Introduction: Hypertrophic cardiomyopathy (HCM) is a genetic disorder affecting not only the myocardium, but also the mitral valve (MV) and its apparatus. Hypothesis: MV disease would have a prognostic implication in patients with HCM. Methods: We reviewed MV function and structure in the indexed echocardiograms of 1,185 HCM patients (60 ±14 years, men 67%) who were included in a single-center longitudinal HCM registry. Patients were classified as obstructive (n=104) or non-obstructive (n=1,081) HCM. Clinical outcomes were defined as a composite of cardiovascular death, heart failure hospitalization, MV surgery or septal myectomy, and heart transplantation.

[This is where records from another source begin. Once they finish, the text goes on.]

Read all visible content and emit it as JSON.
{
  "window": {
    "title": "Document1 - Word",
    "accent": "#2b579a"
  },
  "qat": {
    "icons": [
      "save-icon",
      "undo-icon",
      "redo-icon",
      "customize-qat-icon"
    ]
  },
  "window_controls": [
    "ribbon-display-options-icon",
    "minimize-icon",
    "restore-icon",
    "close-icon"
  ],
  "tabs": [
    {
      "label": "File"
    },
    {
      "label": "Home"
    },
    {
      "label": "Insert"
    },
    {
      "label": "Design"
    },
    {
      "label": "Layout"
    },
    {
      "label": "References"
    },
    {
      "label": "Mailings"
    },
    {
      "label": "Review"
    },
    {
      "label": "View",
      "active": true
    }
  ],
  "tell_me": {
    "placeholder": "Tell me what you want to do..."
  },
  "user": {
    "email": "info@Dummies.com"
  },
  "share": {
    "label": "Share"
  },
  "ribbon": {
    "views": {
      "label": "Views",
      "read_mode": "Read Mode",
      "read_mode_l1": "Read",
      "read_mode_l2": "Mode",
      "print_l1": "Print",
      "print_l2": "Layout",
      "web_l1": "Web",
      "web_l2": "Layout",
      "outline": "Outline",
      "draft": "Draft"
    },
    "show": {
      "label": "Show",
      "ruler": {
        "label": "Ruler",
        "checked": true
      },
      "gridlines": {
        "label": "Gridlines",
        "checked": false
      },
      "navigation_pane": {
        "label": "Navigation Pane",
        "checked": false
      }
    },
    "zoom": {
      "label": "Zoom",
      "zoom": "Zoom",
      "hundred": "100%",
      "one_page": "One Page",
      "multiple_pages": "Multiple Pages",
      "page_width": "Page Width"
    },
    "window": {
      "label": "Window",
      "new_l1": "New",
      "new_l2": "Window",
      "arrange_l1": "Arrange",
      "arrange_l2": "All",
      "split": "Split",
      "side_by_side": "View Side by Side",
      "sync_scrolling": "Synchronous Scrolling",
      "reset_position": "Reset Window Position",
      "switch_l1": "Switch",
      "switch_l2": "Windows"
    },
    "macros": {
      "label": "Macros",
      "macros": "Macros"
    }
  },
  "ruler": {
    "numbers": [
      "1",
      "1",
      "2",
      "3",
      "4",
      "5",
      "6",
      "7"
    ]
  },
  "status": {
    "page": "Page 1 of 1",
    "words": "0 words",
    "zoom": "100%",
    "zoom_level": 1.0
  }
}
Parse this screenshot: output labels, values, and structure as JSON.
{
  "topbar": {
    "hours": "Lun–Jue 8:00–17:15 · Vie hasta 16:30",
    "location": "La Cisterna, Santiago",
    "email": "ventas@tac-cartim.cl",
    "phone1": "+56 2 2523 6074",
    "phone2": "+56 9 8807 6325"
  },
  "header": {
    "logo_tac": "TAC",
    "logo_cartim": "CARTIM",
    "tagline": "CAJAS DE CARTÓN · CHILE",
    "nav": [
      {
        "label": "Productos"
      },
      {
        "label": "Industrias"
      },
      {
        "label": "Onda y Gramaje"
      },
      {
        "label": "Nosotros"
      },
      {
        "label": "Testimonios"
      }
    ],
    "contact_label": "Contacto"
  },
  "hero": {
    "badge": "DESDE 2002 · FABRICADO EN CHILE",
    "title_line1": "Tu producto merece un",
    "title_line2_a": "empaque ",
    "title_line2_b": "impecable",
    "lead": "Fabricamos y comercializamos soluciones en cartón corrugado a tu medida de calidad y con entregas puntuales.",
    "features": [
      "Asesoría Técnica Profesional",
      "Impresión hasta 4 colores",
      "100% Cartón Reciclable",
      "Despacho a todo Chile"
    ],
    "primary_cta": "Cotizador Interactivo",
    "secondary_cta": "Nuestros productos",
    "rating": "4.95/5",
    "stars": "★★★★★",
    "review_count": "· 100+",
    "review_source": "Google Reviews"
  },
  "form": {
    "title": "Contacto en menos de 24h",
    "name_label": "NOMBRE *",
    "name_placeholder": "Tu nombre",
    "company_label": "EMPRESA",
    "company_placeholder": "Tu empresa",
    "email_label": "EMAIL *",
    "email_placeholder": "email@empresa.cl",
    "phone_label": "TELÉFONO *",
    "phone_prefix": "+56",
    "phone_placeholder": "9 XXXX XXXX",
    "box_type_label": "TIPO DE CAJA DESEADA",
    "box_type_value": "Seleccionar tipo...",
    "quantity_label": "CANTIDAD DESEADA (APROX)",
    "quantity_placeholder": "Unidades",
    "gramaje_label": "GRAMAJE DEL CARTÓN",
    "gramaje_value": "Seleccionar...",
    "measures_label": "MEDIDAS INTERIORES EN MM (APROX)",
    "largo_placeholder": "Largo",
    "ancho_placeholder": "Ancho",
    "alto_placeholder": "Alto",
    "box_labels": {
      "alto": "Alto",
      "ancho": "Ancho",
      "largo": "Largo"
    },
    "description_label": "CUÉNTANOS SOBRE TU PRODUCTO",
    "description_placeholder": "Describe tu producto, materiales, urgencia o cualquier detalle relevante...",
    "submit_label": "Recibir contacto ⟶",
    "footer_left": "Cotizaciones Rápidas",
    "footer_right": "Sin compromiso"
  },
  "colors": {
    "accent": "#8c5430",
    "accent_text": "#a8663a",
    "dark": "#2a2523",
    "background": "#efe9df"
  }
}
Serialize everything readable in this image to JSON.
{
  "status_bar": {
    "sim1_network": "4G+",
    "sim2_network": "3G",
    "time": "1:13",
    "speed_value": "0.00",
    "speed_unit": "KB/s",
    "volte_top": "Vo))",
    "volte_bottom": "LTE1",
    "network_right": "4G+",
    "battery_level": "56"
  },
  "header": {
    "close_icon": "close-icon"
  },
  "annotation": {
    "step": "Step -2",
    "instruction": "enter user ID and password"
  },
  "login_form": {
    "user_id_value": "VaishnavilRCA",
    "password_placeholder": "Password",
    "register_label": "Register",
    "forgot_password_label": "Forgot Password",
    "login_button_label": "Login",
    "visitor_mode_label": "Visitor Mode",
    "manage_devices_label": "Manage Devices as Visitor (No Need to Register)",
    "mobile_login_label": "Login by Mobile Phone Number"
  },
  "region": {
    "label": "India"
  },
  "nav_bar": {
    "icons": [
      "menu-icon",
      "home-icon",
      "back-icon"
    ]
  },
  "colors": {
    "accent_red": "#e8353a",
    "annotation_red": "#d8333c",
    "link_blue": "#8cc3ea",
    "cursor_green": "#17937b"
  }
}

Results: Overall, 278 patients (23.5%) showed at least mild mitral regurgitation (MR) on their indexed echocardiogram (Figure 1-1). MR, systolic anterior motion (SAM), and mitral annular calcification (MAC) were more prevalent in patients with obstructive HCM than in those with non-obstructive HCM. During a mean of 7.0 ± 4.0 years’ follow-up, Kaplan-Meier plots revealed that patients with MR showed poorer clinical outcomes (21.6% vs.7.3%, log-rank p < 0.001) than those without MR (Figure 1-2). A multivariate Cox model revealed that MR was independently associated with clinical outcome (hazard ratio 1.57, 95% confidence interval 1.04-2.35, p=0.030) along with female sex, chronic kidney disease, atrial fibrillation, obstructive type HCM, and diastolic dysfunction. Conclusions: MV disease is not uncommon in patients with HCM. MR, SAM, and MAC are more prevalent in patients with obstructive HCM. The presence of MR is associated with a poor prognosis in patients with HCM.